We would like to welcome new faculty members for whom this Fall is their first semester. Let's meet these new additions to the department!
Take a look below to find out more about these exciting new faculty members:
Karina Tachihara
Assistant Professor
My research explores how adults learn language by focusing on the cognitive mechanisms that enable, enhance, and disrupt the process of learning. I investigate how mechanisms that help us learn which constructions are acceptable and which are unacceptable may work differently for adults learning a new language, making learning what not to say particularly difficult. I am also interested in how semantic knowledge shapes the organization of production. I use a combination of psycholinguistic tasks measuring acceptability, comprehension, production, and memory as well as computational tools such as machine learning and large language models to better understand how we learn and use language.
I have worked in English, Spanish, and Japanese in the past, but I hope to expand to more languages in the future. I also speak Portuguese and am interested in learning Hindi next.This fall, I will be teaching Ling 225: Language, Mind, and Brain.
Kevin Wamalwa
Lecturer, Director of Swahili
Kevin Wamalwa is a cultural anthropologist and scholar of African cultural studies. Kevin studies resource-based conflict and post-violence memory in Africa and examines how people cope with traumatic experiences in ways that are particular to their sociocultural settings. His research examines embodied memories of sociopolitical, ethnic, and recourse-related conflict in Mt. Elgon, Kenya. His work highlights how small-scale conflicts and those that involve marginalized communities provide a vantage point to understanding people’s agency in how they remember and talk about trauma, reconcile, and heal without state mediation. Kevin is also a passionate Swahili poet, educator, translator, and Swahili scholar. This Fall, Kevin is teaching Swahili language courses on campus.
Tatiana Kashina
Lecturer
My name is Tatiana Kashina, and I hold a Master of Arts in Teaching English as a Second Language (MATESL) from the University of Illinois at Urbana-Champaign. I am passionate about facilitating English as a Second Language (ESL) and English as a Foreign Language (EFL) instruction. My teaching experience spans ESL Composition and Conversation classes, EFL courses, as well as Russian (both as a foreign and native language) and French. I enjoy teaching languages because I find it rewarding to see students apply the skills they develop to real-life tasks. My academic interests include second language acquisition, language assessments, second language writing, and translanguaging. This semester, I will be primarily teaching ESL composition courses.
Rebecca Shaw Sullivan
Lecturer
Rebecca Shaw Sullivan has been teaching English as a Second Language since 2019, when she graduated from the University of Illinois MATESL program.

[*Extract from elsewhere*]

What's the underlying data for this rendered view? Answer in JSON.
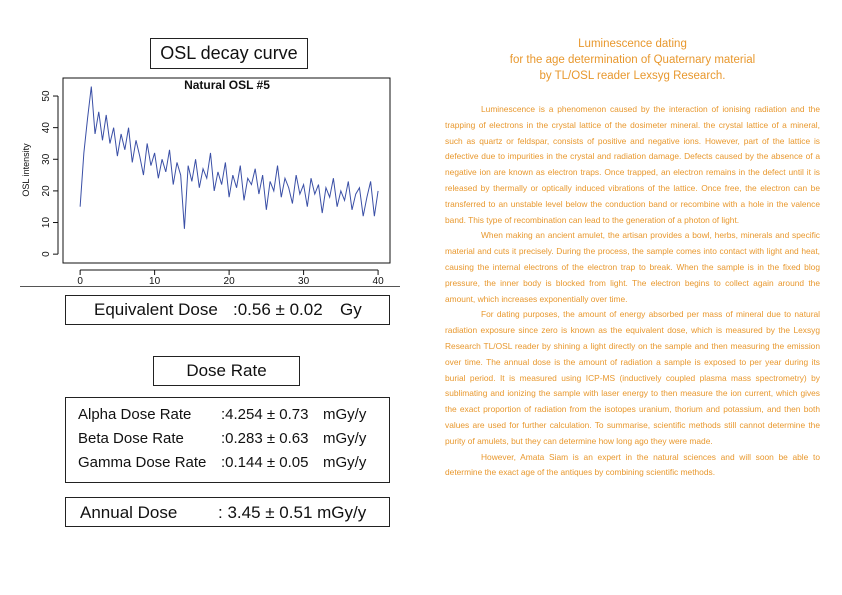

She has worked with students from all walks of life at Harrisburg Area Community College, International Language Academy of Washington D.C., and Southern Illinois University. She is passionate about educational technology, gamification of language learning, and decentering the teacher in the ESL classroom. Her current research focuses on the incorporation of diverse dialects in ESL education, along with student and teacher perceptions of these dialects. In her free time, Becca enjoys gardening, playing the piano, and reading whatever she can get her hands on
Becca is currently teaching ESL 110/510 (English Pronunciation & Oral Fluency) and ESL 511 (Written & Oral Communication).
Dorothy Maweu
Lecturer
Dorothy Maweu is a new lecturer in the English as a Second Language (ESL) Department of Linguistics. She holds a Bachelor of Education (Arts) degree from the University of Nairobi, Kenya, and an MA in Teaching English as a Second Language from the University of Illinois at Urbana-Champaign. She began her teaching career as a Fulbright Foreign Language Teaching Assistant at Tulane University in New Orleans, Louisiana, and has since taught English at various institutions in Kenya and the United States. At the University of Illinois Urbana-Champaign, she taught extensively in Less Commonly Taught Languages (LCTL), the Intensive English Institute (IEI), and ESL. As a TA, she was recognized as the best TA in Non-Western Languages in 2024 and received excellent ratings from her students. She is currently teaching ESL 521, Written and Oral Business Communication. Her interests include language pedagogy, pedagogical code-switching, teacher stylization, and World Englishes. In her new role, she is committed to providing elevated learning experiences through the integration of theory and practice
Scott Nelson
Instructor
I am a phonologist interested in broad topics such as phonological representation, the formal relationship between phonological and phonetic knowledge, and the computational expressivity of phonological generalizations. I received a BA and MA from Michigan State University and during that time I largely took an experimental approach in trying to understand how top-down (phonological) information was integrated during speech perception. I am currently finishing my PhD at Stony Brook University where my research has focused primarily on computational characterizations of the phonetics-phonology interface. My dissertation is titled The Computational Structure of Phonological and Phonetic Knowledge. I am teaching LING401 (phonetics) and LING542 (Phonology II) this fall and am excited to be here at UIUC and continue to get to know the faculty, staff, and students in the department!